Le père ne répondit pas.

Tengo soupira. « Bon, et qui est mon père ?

— Simplement du vide. Ta mère t’a mis au monde en se mêlant au vide. Moi, j’ai rempli ce vide. »

Sur ces paroles, le père ferma les yeux, ferma la bouche.

« En se mêlant au vide ?

— Oui.

— Et ensuite, toi, tu m’as élevé. C’est bien cela ?

— C’est bien ce que je t’ai dit, non ? » dit le père après s’être gravement éclairci la voix. Comme s’il exposait des choses simples à un enfant qui avait du mal à les comprendre. « Si tu as besoin qu’on t’explique pour que tu comprennes, ça veut dire qu’aucune explication ne pourra jamais te faire comprendre.
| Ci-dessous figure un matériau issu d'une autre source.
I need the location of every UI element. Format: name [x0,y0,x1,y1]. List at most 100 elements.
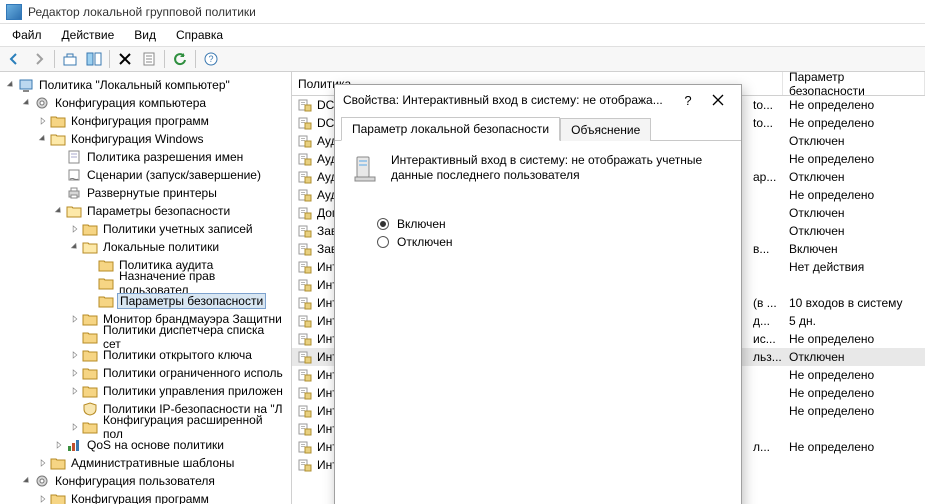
dialog-heading: Интерактивный вход в систему: не отображ… [349,153,727,185]
tree-item[interactable]: Конфигурация компьютера [0,94,291,112]
back-button[interactable] [4,48,26,70]
tree-item-label: Политики ограниченного исполь [101,366,285,380]
show-hide-tree-button[interactable] [83,48,105,70]
tree-item-label: Конфигурация программ [69,492,211,504]
menu-action[interactable]: Действие [52,25,125,45]
tree-item[interactable]: Конфигурация пользователя [0,472,291,490]
row-security-value: Отключен [783,350,925,364]
toolbar: ? [0,46,925,72]
gear-icon [34,473,50,489]
tree-item[interactable]: Конфигурация Windows [0,130,291,148]
expand-collapse-icon[interactable] [4,78,18,92]
folder-icon [82,329,98,345]
folder-icon [82,383,98,399]
folder-icon [50,491,66,504]
help-icon: ? [203,51,219,67]
policy-item-icon [297,421,313,437]
tree-item[interactable]: Политики открытого ключа [0,346,291,364]
toolbar-separator [195,50,196,68]
row-security-value: Не определено [783,368,925,382]
dialog-close-button[interactable] [703,85,733,115]
expand-collapse-icon[interactable] [20,474,34,488]
radio-disabled-label: Отключен [397,235,453,249]
policy-item-icon [297,151,313,167]
delete-button[interactable] [114,48,136,70]
radio-enabled[interactable]: Включен [377,217,727,231]
column-security-param[interactable]: Параметр безопасности [783,72,925,95]
printer-icon [66,185,82,201]
tree-item-label: Политики учетных записей [101,222,255,236]
tree-item[interactable]: Параметры безопасности [0,202,291,220]
tree-item[interactable]: Политики ограниченного исполь [0,364,291,382]
menu-help[interactable]: Справка [166,25,233,45]
row-security-value: Не определено [783,440,925,454]
policy-item-icon [297,313,313,329]
tree-item-label: Развернутые принтеры [85,186,219,200]
expand-collapse-icon[interactable] [36,114,50,128]
tree-item[interactable]: Локальные политики [0,238,291,256]
row-security-value: Отключен [783,170,925,184]
expand-collapse-icon[interactable] [68,384,82,398]
policy-item-icon [297,331,313,347]
expand-collapse-icon[interactable] [68,240,82,254]
tab-explanation[interactable]: Объяснение [560,118,651,141]
policy-item-icon [297,133,313,149]
radio-disabled[interactable]: Отключен [377,235,727,249]
row-policy-suffix: д... [753,314,783,328]
tree-item[interactable]: Административные шаблоны [0,454,291,472]
tree-item[interactable]: Назначение прав пользовател [0,274,291,292]
tree-item[interactable]: Конфигурация программ [0,112,291,130]
expand-collapse-icon[interactable] [36,492,50,504]
row-policy-suffix: л... [753,440,783,454]
folder-icon [82,311,98,327]
tree-item[interactable]: Политика "Локальный компьютер" [0,76,291,94]
tree-item[interactable]: Политики диспетчера списка сет [0,328,291,346]
row-security-value: Нет действия [783,260,925,274]
forward-arrow-icon [31,51,47,67]
expand-collapse-icon[interactable] [20,96,34,110]
tree-item[interactable]: Политики управления приложен [0,382,291,400]
menu-view[interactable]: Вид [124,25,166,45]
tree-item[interactable]: Сценарии (запуск/завершение) [0,166,291,184]
tree-item-label: QoS на основе политики [85,438,226,452]
folder-icon [50,131,66,147]
policy-item-icon [297,457,313,473]
policy-item-icon [297,439,313,455]
expand-collapse-icon[interactable] [68,366,82,380]
tree-item-label: Конфигурация расширенной пол [101,413,287,441]
menu-file[interactable]: Файл [2,25,52,45]
properties-button[interactable] [138,48,160,70]
titlebar: Редактор локальной групповой политики [0,0,925,24]
expand-collapse-icon[interactable] [52,438,66,452]
up-button[interactable] [59,48,81,70]
tree-item-label: Политика разрешения имен [85,150,245,164]
refresh-button[interactable] [169,48,191,70]
dialog-titlebar: Свойства: Интерактивный вход в систему: … [335,85,741,115]
tree-item[interactable]: Политика разрешения имен [0,148,291,166]
tree-pane: Политика "Локальный компьютер"Конфигурац… [0,72,292,504]
qos-icon [66,437,82,453]
expand-collapse-icon[interactable] [68,312,82,326]
properties-dialog: Свойства: Интерактивный вход в систему: … [334,84,742,504]
forward-button[interactable] [28,48,50,70]
tab-local-security-param[interactable]: Параметр локальной безопасности [341,117,560,141]
dialog-help-button[interactable]: ? [673,85,703,115]
expand-collapse-icon[interactable] [36,456,50,470]
tree-item[interactable]: Конфигурация программ [0,490,291,504]
expand-collapse-icon[interactable] [68,348,82,362]
folder-icon [82,221,98,237]
row-policy-suffix: ис... [753,332,783,346]
expand-collapse-icon[interactable] [36,132,50,146]
tree-item[interactable]: Политики учетных записей [0,220,291,238]
tree-item[interactable]: Параметры безопасности [0,292,291,310]
nav-tree[interactable]: Политика "Локальный компьютер"Конфигурац… [0,76,291,504]
tree-item[interactable]: Развернутые принтеры [0,184,291,202]
expand-collapse-icon[interactable] [52,204,66,218]
row-security-value: Не определено [783,116,925,130]
row-security-value: Не определено [783,98,925,112]
tree-item[interactable]: Конфигурация расширенной пол [0,418,291,436]
expand-collapse-icon[interactable] [68,222,82,236]
row-security-value: Включен [783,242,925,256]
expand-collapse-icon[interactable] [68,420,82,434]
help-button[interactable]: ? [200,48,222,70]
— Je suis apparu à partir du vide ? » demanda Tengo.

Aucune réponse.

Tengo joignit ses doigts sur ses genoux et fixa encore une fois son père. Puis il réfléchit. Cet homme n’est pas qu’une carcasse vide. Pas simplement une maison vide. C’est un homme vivant et réel qui survit comme il peut sur ce bord de mer, avec son âme bornée et opiniâtre et ses souvenirs sombres. Il a été forcé de coexister avec le vide qui s’élargit peu à peu à l’intérieur de lui. Aujourd’hui le vide et les souvenirs luttent encore les uns contre les autres. Mais bientôt, qu’il le veuille ou non, ce qui lui reste de souvenirs sera en totalité englouti par le vide. Ce n’est qu’une question de temps. Le vide auquel il devra faire face ensuite, est-ce que ce sera le même vide d’où je suis né ?

Mêlé au vent du crépuscule proche qui soufflait à la cime des pins, il perçut comme le mugissement de la mer au loin. Mais peut-être n’était-ce qu’une illusion.